La migración ha existido siempre, forzada o voluntaria, pero a parir del siglo pasado y en lo que va de este el desarrollo superlativo de la tecnología, el transporte y las comunicaciones ha facilitado la masividad, sólo que ahora están motivadas por causas de carácter social y económico, que han tenido su origen en las profundas desigualdades entre los países del norte y del sur, después de siglos de expoliación colonial y neocolonial.
Como apunta el investigador mexicano Daniel Villafuerte, la relación entre migración y globalización “ha sido parte constitutiva del proceso de modernización y ha desempeñado un papel central en el despliegue y desarrollo del capitalismo moderno. En particular, respecto a América Latina, la emigración es expresión de la asimetría en la distribución de los beneficios ofrecidos por la economía internacional”.
En nuestro continente toman relieve la migración hacia Estados Unidos, con una frontera generalmente cerrada y a expensas de los deseos del establishment gobernante, donde variados elementos propenden tanto a su entrada para explotar la mano de obra barata hasta impedirla para evitar que se dañe “la pureza de la sangre blanca estadounidense”.

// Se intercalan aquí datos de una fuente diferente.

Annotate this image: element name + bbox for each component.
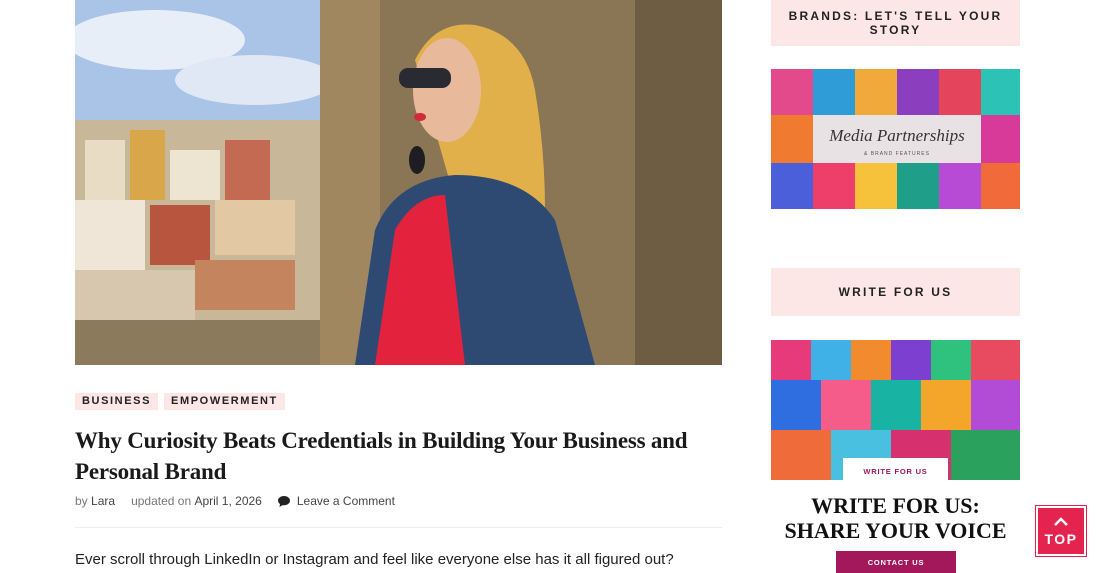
write-banner-tag: WRITE FOR US (863, 467, 927, 476)
top-label: TOP (1044, 531, 1078, 547)
chevron-up-icon (1054, 517, 1068, 526)
write-for-us-banner[interactable]: WRITE FOR US WRITE FOR US: SHARE YOUR VO… (771, 340, 1020, 573)
brands-heading-box: BRANDS: LET'S TELL YOUR STORY (771, 0, 1020, 46)
post-date: April 1, 2026 (194, 494, 262, 508)
media-partnerships-banner[interactable]: Media Partnerships & BRAND FEATURES (771, 69, 1020, 209)
page: BUSINESS EMPOWERMENT Why Curiosity Beats… (0, 0, 1100, 573)
category-business[interactable]: BUSINESS (75, 393, 159, 410)
post-meta: by Lara updated on April 1, 2026 Leave a… (75, 494, 395, 508)
leave-comment-link[interactable]: Leave a Comment (297, 494, 395, 508)
media-banner-script-text: Media Partnerships (828, 126, 965, 145)
write-banner-headline-2: SHARE YOUR VOICE (784, 518, 1006, 543)
post-title[interactable]: Why Curiosity Beats Credentials in Build… (75, 425, 695, 487)
write-banner-headline-1: WRITE FOR US: (811, 493, 980, 518)
hero-photo (75, 0, 722, 365)
media-partnerships-image: Media Partnerships & BRAND FEATURES (771, 69, 1020, 209)
post-hero-image[interactable] (75, 0, 722, 365)
post-excerpt: Ever scroll through LinkedIn or Instagra… (75, 551, 674, 568)
brands-heading: BRANDS: LET'S TELL YOUR STORY (788, 9, 1003, 37)
comment-icon (277, 495, 290, 507)
author-link[interactable]: Lara (91, 494, 115, 508)
post-categories: BUSINESS EMPOWERMENT (75, 393, 285, 410)
meta-updated-prefix: updated on (131, 494, 192, 508)
divider (75, 527, 722, 528)
media-banner-subtext: & BRAND FEATURES (864, 151, 930, 157)
write-for-us-heading: WRITE FOR US (838, 285, 953, 299)
write-for-us-image: WRITE FOR US WRITE FOR US: SHARE YOUR VO… (771, 340, 1020, 573)
write-for-us-heading-box: WRITE FOR US (771, 268, 1020, 316)
meta-by: by (75, 494, 88, 508)
scroll-to-top-button[interactable]: TOP (1035, 505, 1087, 557)
category-empowerment[interactable]: EMPOWERMENT (164, 393, 285, 410)
contact-us-label: CONTACT US (868, 558, 925, 567)
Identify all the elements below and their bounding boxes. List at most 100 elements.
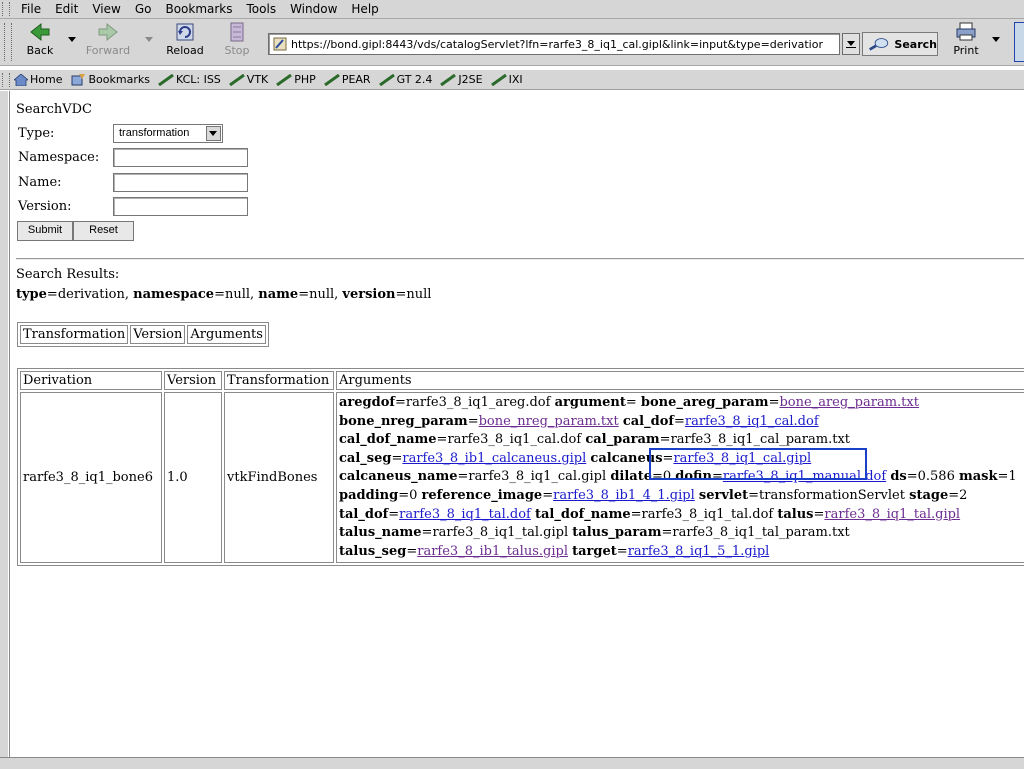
back-button[interactable]: Back bbox=[20, 22, 60, 62]
url-history-dropdown[interactable] bbox=[842, 33, 860, 55]
argument-value: = bbox=[673, 413, 685, 429]
results-query: type=derivation, namespace=null, name=nu… bbox=[16, 287, 432, 302]
bookmark-j2se[interactable]: J2SE bbox=[440, 73, 483, 86]
column-header: Arguments bbox=[187, 325, 266, 344]
forward-button[interactable]: Forward bbox=[82, 22, 134, 62]
back-history-dropdown[interactable] bbox=[68, 37, 76, 42]
type-select[interactable]: transformation bbox=[113, 124, 223, 143]
sidebar-edge bbox=[0, 91, 8, 757]
column-header: Derivation bbox=[20, 371, 162, 390]
file-link[interactable]: rarfe3_8_iq1_5_1.gipl bbox=[628, 544, 770, 559]
menu-bar: File Edit View Go Bookmarks Tools Window… bbox=[0, 0, 1024, 19]
home-link[interactable]: Home bbox=[14, 73, 62, 86]
bookmark-kcl-iss[interactable]: KCL: ISS bbox=[158, 73, 221, 86]
bookmark-vtk[interactable]: VTK bbox=[228, 73, 268, 86]
bookmark-ixi[interactable]: IXI bbox=[490, 73, 523, 86]
argument-value: = bbox=[616, 543, 628, 559]
argument-value: =rarfe3_8_iq1_cal.dof bbox=[436, 432, 586, 448]
print-options-dropdown[interactable] bbox=[992, 37, 1000, 42]
type-label: Type: bbox=[18, 126, 55, 141]
file-link[interactable]: rarfe3_8_ib1_calcaneus.gipl bbox=[402, 451, 586, 466]
stop-button[interactable]: Stop bbox=[220, 22, 254, 62]
toolbar-grip[interactable] bbox=[4, 23, 12, 61]
menu-view[interactable]: View bbox=[85, 2, 127, 16]
argument-value: = bbox=[542, 487, 554, 503]
status-bar bbox=[0, 757, 1024, 769]
personal-toolbar: Home Bookmarks KCL: ISS VTK PHP PEAR GT … bbox=[0, 70, 1024, 90]
chevron-down-icon[interactable] bbox=[206, 126, 221, 141]
argument-value: =transformationServlet bbox=[748, 487, 910, 503]
argument-key: cal_dof_name bbox=[339, 432, 437, 448]
argument-value: = bbox=[768, 395, 780, 410]
argument-key: argument bbox=[554, 395, 626, 410]
menu-go[interactable]: Go bbox=[128, 2, 159, 16]
column-header: Transformation bbox=[20, 325, 129, 344]
argument-value: =rarfe3_8_iq1_areg.dof bbox=[395, 395, 555, 410]
bookmark-pear[interactable]: PEAR bbox=[323, 73, 371, 86]
menu-tools[interactable]: Tools bbox=[240, 2, 284, 16]
argument-value: =1 bbox=[997, 469, 1017, 485]
argument-value: =2 bbox=[948, 487, 968, 503]
visited-file-link[interactable]: bone_areg_param.txt bbox=[779, 395, 918, 410]
bookmark-link-icon bbox=[158, 73, 174, 86]
search-icon bbox=[869, 38, 889, 51]
file-link[interactable]: rarfe3_8_iq1_cal.dof bbox=[685, 414, 819, 429]
name-input[interactable] bbox=[113, 173, 248, 192]
print-button[interactable]: Print bbox=[950, 22, 982, 62]
file-link[interactable]: rarfe3_8_iq1_tal.dof bbox=[399, 507, 531, 522]
argument-key: calcaneus_name bbox=[339, 469, 458, 485]
argument-key: tal_dof bbox=[339, 506, 389, 522]
argument-value: =rarfe3_8_iq1_cal.gipl bbox=[457, 469, 611, 485]
reset-button[interactable]: Reset bbox=[73, 221, 134, 241]
navigation-toolbar: Back Forward Reload Stop https://bond.gi… bbox=[0, 19, 1024, 66]
visited-file-link[interactable]: rarfe3_8_iq1_tal.gipl bbox=[824, 507, 960, 522]
forward-arrow-icon bbox=[98, 22, 118, 42]
page-content: SearchVDC Type: transformation Namespace… bbox=[9, 91, 1024, 757]
argument-value: = bbox=[406, 543, 418, 559]
argument-value: = bbox=[391, 450, 403, 466]
argument-key: cal_seg bbox=[339, 450, 392, 466]
argument-value: = bbox=[388, 506, 400, 522]
argument-value: =rarfe3_8_iq1_tal.dof bbox=[630, 506, 778, 522]
argument-key: tal_dof_name bbox=[534, 506, 631, 522]
argument-key: cal_param bbox=[585, 432, 660, 448]
version-input[interactable] bbox=[113, 197, 248, 216]
argument-key: cal_dof bbox=[622, 413, 674, 429]
argument-key: talus_param bbox=[572, 525, 662, 541]
visited-file-link[interactable]: rarfe3_8_ib1_talus.gipl bbox=[417, 544, 568, 559]
submit-button[interactable]: Submit bbox=[17, 221, 73, 241]
toolbar-grip[interactable] bbox=[2, 72, 10, 87]
home-icon bbox=[14, 73, 28, 86]
bookmark-php[interactable]: PHP bbox=[276, 73, 316, 86]
argument-key: servlet bbox=[698, 487, 749, 503]
bookmark-gt24[interactable]: GT 2.4 bbox=[378, 73, 432, 86]
namespace-input[interactable] bbox=[113, 148, 248, 167]
namespace-label: Namespace: bbox=[18, 150, 100, 165]
menu-window[interactable]: Window bbox=[283, 2, 344, 16]
menu-help[interactable]: Help bbox=[344, 2, 385, 16]
column-header: Version bbox=[164, 371, 222, 390]
bookmark-link-icon bbox=[323, 73, 340, 86]
menu-bookmarks[interactable]: Bookmarks bbox=[158, 2, 239, 16]
bookmarks-link[interactable]: Bookmarks bbox=[70, 73, 150, 86]
derivation-table: Derivation Version Transformation Argume… bbox=[17, 368, 1024, 567]
version-cell: 1.0 bbox=[164, 392, 222, 564]
version-label: Version: bbox=[18, 199, 72, 214]
menu-file[interactable]: File bbox=[14, 2, 48, 16]
menu-edit[interactable]: Edit bbox=[48, 2, 85, 16]
stop-icon bbox=[230, 22, 244, 42]
reload-icon bbox=[176, 23, 194, 41]
reload-button[interactable]: Reload bbox=[162, 22, 208, 62]
visited-file-link[interactable]: bone_nreg_param.txt bbox=[479, 414, 619, 429]
name-label: Name: bbox=[18, 175, 62, 190]
url-text[interactable]: https://bond.gipl:8443/vds/catalogServle… bbox=[291, 38, 823, 51]
argument-key: bone_nreg_param bbox=[339, 413, 468, 429]
transformation-table: Transformation Version Arguments bbox=[17, 322, 269, 347]
toolbar-grip[interactable] bbox=[2, 2, 10, 16]
argument-value: =0.586 bbox=[906, 469, 959, 485]
forward-history-dropdown[interactable] bbox=[145, 37, 153, 42]
file-link[interactable]: rarfe3_8_ib1_4_1.gipl bbox=[553, 488, 695, 503]
url-bar[interactable]: https://bond.gipl:8443/vds/catalogServle… bbox=[268, 33, 840, 55]
search-button[interactable]: Search bbox=[862, 32, 938, 56]
argument-key: talus_name bbox=[339, 525, 422, 541]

Y aunque este proceso nos toca muy de cerca lo más escandaloso ocurre en otros continentes, con una crisis humanitaria que genera indetenibles migraciones a Europa.
Africanos y asiáticos atraviesan miles de kilómetros huyendo de guerras de exterminio generadas por el inmisericorde “capitalismo salvaje”, como lo bautizó el fallecido papa Juan Pablo II.
Tarde ha descubierto Europa el papel jugado por Muammar Gadafi para que Libia sirviera de dique de los millones de africanos que viajan hacia el norte esperanzados en llegar a territorio europeo y aprovechar algunas de las condiciones de vida allí creadas con los recursos expoliados durante varios siglos.
Asimismo, la desmembración de países y el desencadenamiento de guerras en el Medio Oriente ha dado pautas para el desarrollo de organizaciones fundamentalistas que persiguen a quienes difieren de sus ideas, entre las cuales algunas de las más brutales han sido creadas y subvencionadas por el imperialismo.
La respuesta de los paladines europeos de la democracia ha sido xenófoba, propia de las ideas fascistas que se están volviendo a apoderar del llamado Viejo Continente.
LOS MIGRANTES NO SON DELINCUENTES
Los migrantes son tratados como delincuentes en muchos casos, tanto en Estados Unidos como en Europa, cuando, en realidad, lo son aquellos que generan las condiciones inequitativas, excluyentes, de marginación y de explotación que provoca que los ciudadanos, contra su voluntad, tengan que trasladarse hacia otras regiones o países.
En el trasfondo está el modelo de una economía capitalista creada para generar diferencias y profundizar las condiciones de pobreza que impiden un normal desarrollo de la vida.
Y lo peor, este producto del infortunio provocado por el capitalismo es caldo de cultivo para bandas delincuenciales.